Sono infatti numerose le decisioni che seguono questa logica che la Cassazione ha confermato più volte seguendo due ragionamenti precisi.
1. Le situazioni di pericolo non prevedibili equivalgono a caso fortuito: è vero che i proprietari delle strade devono svolgere un’adeguata attività di vigilanza in grado di impedire l’insorgere di cause di pericolo, (art. 2051 c.c. “Danno cagionato da cosa in custodia”), ma è in ogni caso configurabile il caso fortuito se si verificano eventi non specificamente prevedibili che alterino lo stato della cosa e che, nonostante l’attività di controllo per garantire interventi tempestivi, non possono essere rimossi o segnalati, a causa del breve tempo a disposizione per ristabilire le condizioni di sicurezza.

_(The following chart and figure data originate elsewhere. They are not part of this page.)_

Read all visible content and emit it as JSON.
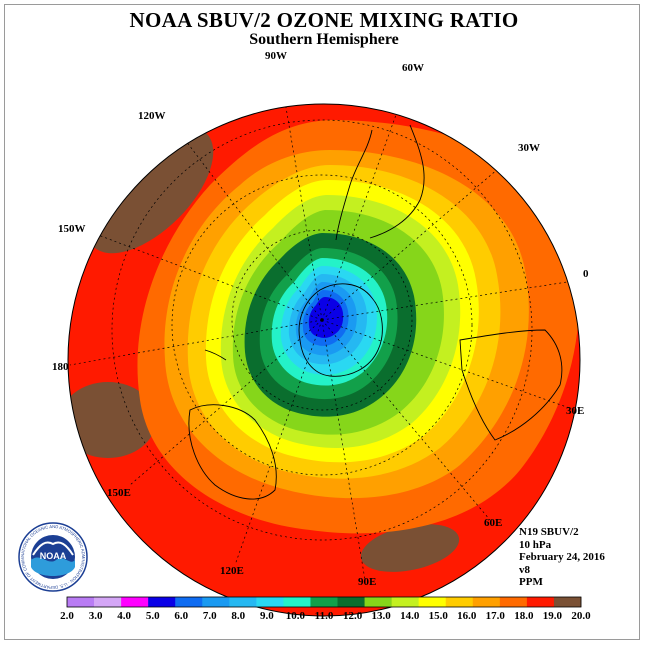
{
  "header": {
    "title": "NOAA SBUV/2 OZONE MIXING RATIO",
    "subtitle": "Southern Hemisphere"
  },
  "map": {
    "projection": "polar stereographic, south pole",
    "longitude_labels": [
      "90W",
      "60W",
      "30W",
      "0",
      "30E",
      "60E",
      "90E",
      "120E",
      "150E",
      "180",
      "150W",
      "120W"
    ],
    "field": "ozone mixing ratio",
    "min_region": "blue core near south pole",
    "colors": {
      "background_red": "#ff1a00",
      "low_blue": "#0010ff",
      "high_brown": "#7a5034"
    }
  },
  "info": {
    "satellite": "N19 SBUV/2",
    "level": "10 hPa",
    "date": "February 24, 2016",
    "version": "v8",
    "units": "PPM"
  },
  "logo": {
    "text": "NOAA",
    "ring_text": "NATIONAL OCEANIC AND ATMOSPHERIC ADMINISTRATION · U.S. DEPARTMENT OF COMMERCE"
  },
  "colorbar": {
    "labels": [
      "2.0",
      "3.0",
      "4.0",
      "5.0",
      "6.0",
      "7.0",
      "8.0",
      "9.0",
      "10.0",
      "11.0",
      "12.0",
      "13.0",
      "14.0",
      "15.0",
      "16.0",
      "17.0",
      "18.0",
      "19.0",
      "20.0"
    ],
    "colors": [
      "#b97cf4",
      "#d4a6f6",
      "#ff00ff",
      "#0a00e6",
      "#0f6cf2",
      "#1a9af2",
      "#25b8f2",
      "#2ad8f2",
      "#24f2c8",
      "#12a04a",
      "#0a6e2e",
      "#86d61a",
      "#c4f020",
      "#ffff00",
      "#ffcc00",
      "#ffa000",
      "#ff6a00",
      "#ff1a00",
      "#7a5034"
    ]
  }
}
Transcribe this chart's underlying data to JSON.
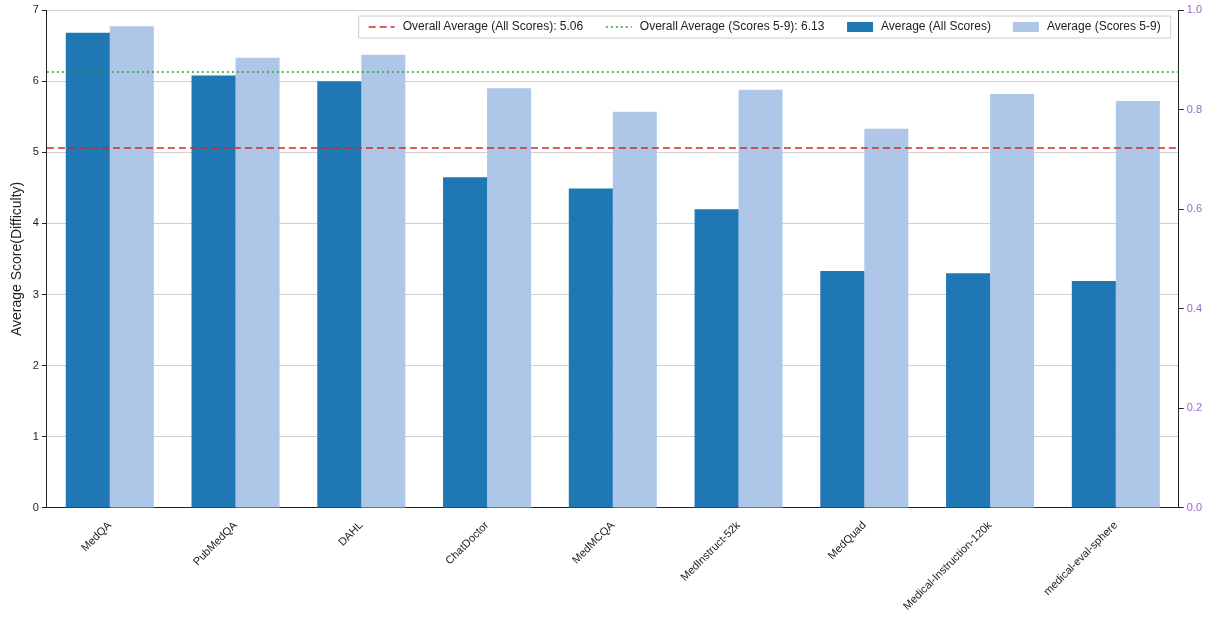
{
  "chart_data": {
    "type": "bar",
    "ylabel": "Average Score(Difficulty)",
    "categories": [
      "MedQA",
      "PubMedQA",
      "DAHL",
      "ChatDoctor",
      "MedMCQA",
      "MedInstruct-52k",
      "MedQuad",
      "Medical-Instruction-120k",
      "medical-eval-sphere"
    ],
    "series": [
      {
        "name": "Average (All Scores)",
        "color": "#1f77b4",
        "values": [
          6.68,
          6.08,
          6.0,
          4.65,
          4.49,
          4.2,
          3.33,
          3.3,
          3.19
        ]
      },
      {
        "name": "Average (Scores 5-9)",
        "color": "#aec7e8",
        "values": [
          6.77,
          6.33,
          6.37,
          5.9,
          5.57,
          5.88,
          5.33,
          5.82,
          5.72
        ]
      }
    ],
    "ylim": [
      0,
      7
    ],
    "yticks": [
      0,
      1,
      2,
      3,
      4,
      5,
      6,
      7
    ],
    "y2lim": [
      0,
      1
    ],
    "y2ticks": [
      {
        "value": 0,
        "label": "0.0"
      },
      {
        "value": 0.2,
        "label": "0.2"
      },
      {
        "value": 0.4,
        "label": "0.4"
      },
      {
        "value": 0.6,
        "label": "0.6"
      },
      {
        "value": 0.8,
        "label": "0.8"
      },
      {
        "value": 1,
        "label": "1.0"
      }
    ],
    "ref_lines": [
      {
        "axis": "y",
        "value": 5.06,
        "label": "Overall Average (All Scores): 5.06",
        "color": "#d62728",
        "line_style": "dashed"
      },
      {
        "axis": "y",
        "value": 6.13,
        "label": "Overall Average (Scores 5-9): 6.13",
        "color": "#2ca02c",
        "line_style": "dotted"
      }
    ],
    "grid": "y",
    "legend": "top right"
  }
}
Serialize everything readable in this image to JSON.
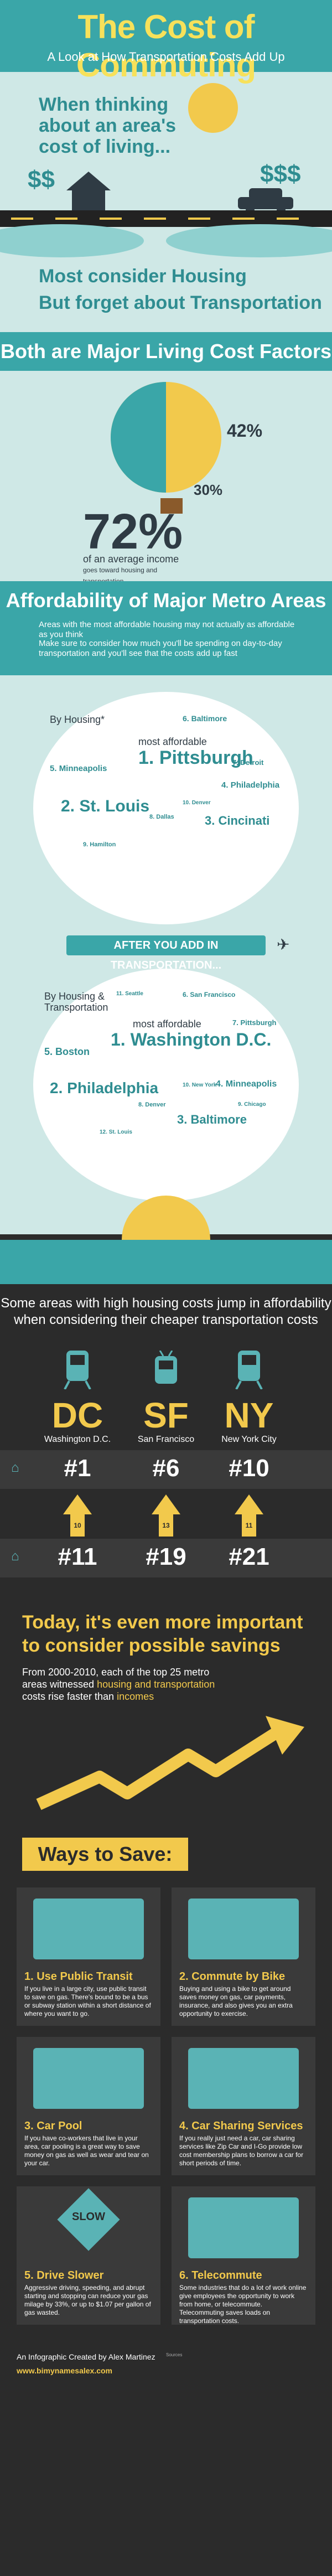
{
  "header": {
    "title": "The Cost of Commuting",
    "subtitle": "A Look at How Transportation Costs Add Up"
  },
  "intro": {
    "line1": "When thinking",
    "line2": "about an area's",
    "line3": "cost of living...",
    "money_left": "$$",
    "money_right": "$$$",
    "consider_housing": "Most consider Housing",
    "forget_transport": "But forget about Transportation"
  },
  "living_costs": {
    "heading": "Both are Major Living Cost Factors",
    "housing_pct": "42%",
    "transport_pct": "30%",
    "total_pct": "72%",
    "total_caption": "of an average income",
    "total_caption2": "goes toward housing and transportation"
  },
  "affordability": {
    "heading": "Affordability of Major Metro Areas",
    "bullet1": "Areas with the most affordable housing may not actually as affordable as you think",
    "bullet2": "Make sure to consider how much you'll be spending on day-to-day transportation and you'll see that the costs add up fast",
    "by_housing_label": "By Housing*",
    "most_affordable_label": "most affordable",
    "housing_list": [
      {
        "rank": "1.",
        "city": "Pittsburgh"
      },
      {
        "rank": "2.",
        "city": "St. Louis"
      },
      {
        "rank": "3.",
        "city": "Cincinati"
      },
      {
        "rank": "4.",
        "city": "Philadelphia"
      },
      {
        "rank": "5.",
        "city": "Minneapolis"
      },
      {
        "rank": "6.",
        "city": "Baltimore"
      },
      {
        "rank": "7.",
        "city": "Detroit"
      },
      {
        "rank": "8.",
        "city": "Dallas"
      },
      {
        "rank": "9.",
        "city": "Hamilton"
      },
      {
        "rank": "10.",
        "city": "Denver"
      }
    ],
    "banner": "AFTER YOU ADD IN TRANSPORTATION...",
    "by_housing_transport_label": "By Housing & Transportation",
    "combined_list": [
      {
        "rank": "1.",
        "city": "Washington D.C."
      },
      {
        "rank": "2.",
        "city": "Philadelphia"
      },
      {
        "rank": "3.",
        "city": "Baltimore"
      },
      {
        "rank": "4.",
        "city": "Minneapolis"
      },
      {
        "rank": "5.",
        "city": "Boston"
      },
      {
        "rank": "6.",
        "city": "San Francisco"
      },
      {
        "rank": "7.",
        "city": "Pittsburgh"
      },
      {
        "rank": "8.",
        "city": "Denver"
      },
      {
        "rank": "9.",
        "city": "Chicago"
      },
      {
        "rank": "10.",
        "city": "New York"
      },
      {
        "rank": "11.",
        "city": "Seattle"
      },
      {
        "rank": "12.",
        "city": "St. Louis"
      }
    ]
  },
  "jump": {
    "heading1": "Some areas with high housing costs jump in affordability",
    "heading2": "when considering their cheaper transportation costs",
    "cities": [
      {
        "abbr": "DC",
        "name": "Washington D.C.",
        "transport_rank": "#1",
        "housing_rank": "#11",
        "jump": "10"
      },
      {
        "abbr": "SF",
        "name": "San Francisco",
        "transport_rank": "#6",
        "housing_rank": "#19",
        "jump": "13"
      },
      {
        "abbr": "NY",
        "name": "New York City",
        "transport_rank": "#10",
        "housing_rank": "#21",
        "jump": "11"
      }
    ]
  },
  "today": {
    "line1": "Today, it's even more important",
    "line2": "to consider possible savings",
    "text_pre": "From 2000-2010, each of the top 25 metro areas witnessed ",
    "text_hl": "housing and transportation",
    "text_mid": " costs rise faster than ",
    "text_hl2": "incomes"
  },
  "ways": {
    "heading": "Ways to Save:",
    "items": [
      {
        "title": "1. Use Public Transit",
        "desc": "If you live in a large city, use public transit to save on gas. There's bound to be a bus or subway station within a short distance of where you want to go."
      },
      {
        "title": "2. Commute by Bike",
        "desc": "Buying and using a bike to get around saves money on gas, car payments, insurance, and also gives you an extra opportunity to exercise."
      },
      {
        "title": "3. Car Pool",
        "desc": "If you have co-workers that live in your area, car pooling is a great way to save money on gas as well as wear and tear on your car."
      },
      {
        "title": "4. Car Sharing Services",
        "desc": "If you really just need a car, car sharing services like Zip Car and I-Go provide low cost membership plans to borrow a car for short periods of time."
      },
      {
        "title": "5. Drive Slower",
        "desc": "Aggressive driving, speeding, and abrupt starting and stopping can reduce your gas milage by 33%, or up to $1.07 per gallon of gas wasted."
      },
      {
        "title": "6. Telecommute",
        "desc": "Some industries that do a lot of work online give employees the opportunity to work from home, or telecommute. Telecommuting saves loads on transportation costs."
      }
    ],
    "slow_sign": "SLOW"
  },
  "footer": {
    "credit": "An Infographic Created by Alex Martinez",
    "site": "www.bimynamesalex.com",
    "sources_label": "Sources"
  }
}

2. La pubblica amministrazione in relazione ai beni demaniali come le strade non risponde dei danni se dimostra che l’evento che ha causato il pericolo sia stato determinato da cause “estrinseche” ed “estemporanee” create da terzi, non conoscibili né eliminabili con immediatezza, neppure con la più diligente attività di manutenzione. Stessa “esenzione” dalla responsabilità si ha se si verifica una situazione che imponga di qualificare come fortuita la situazione di pericolo, cioè quando il pericolo si sia manifestato prima che sia trascorso un tempo ragionevole per esigere che l’ente intervenga per eliminare il pericolo.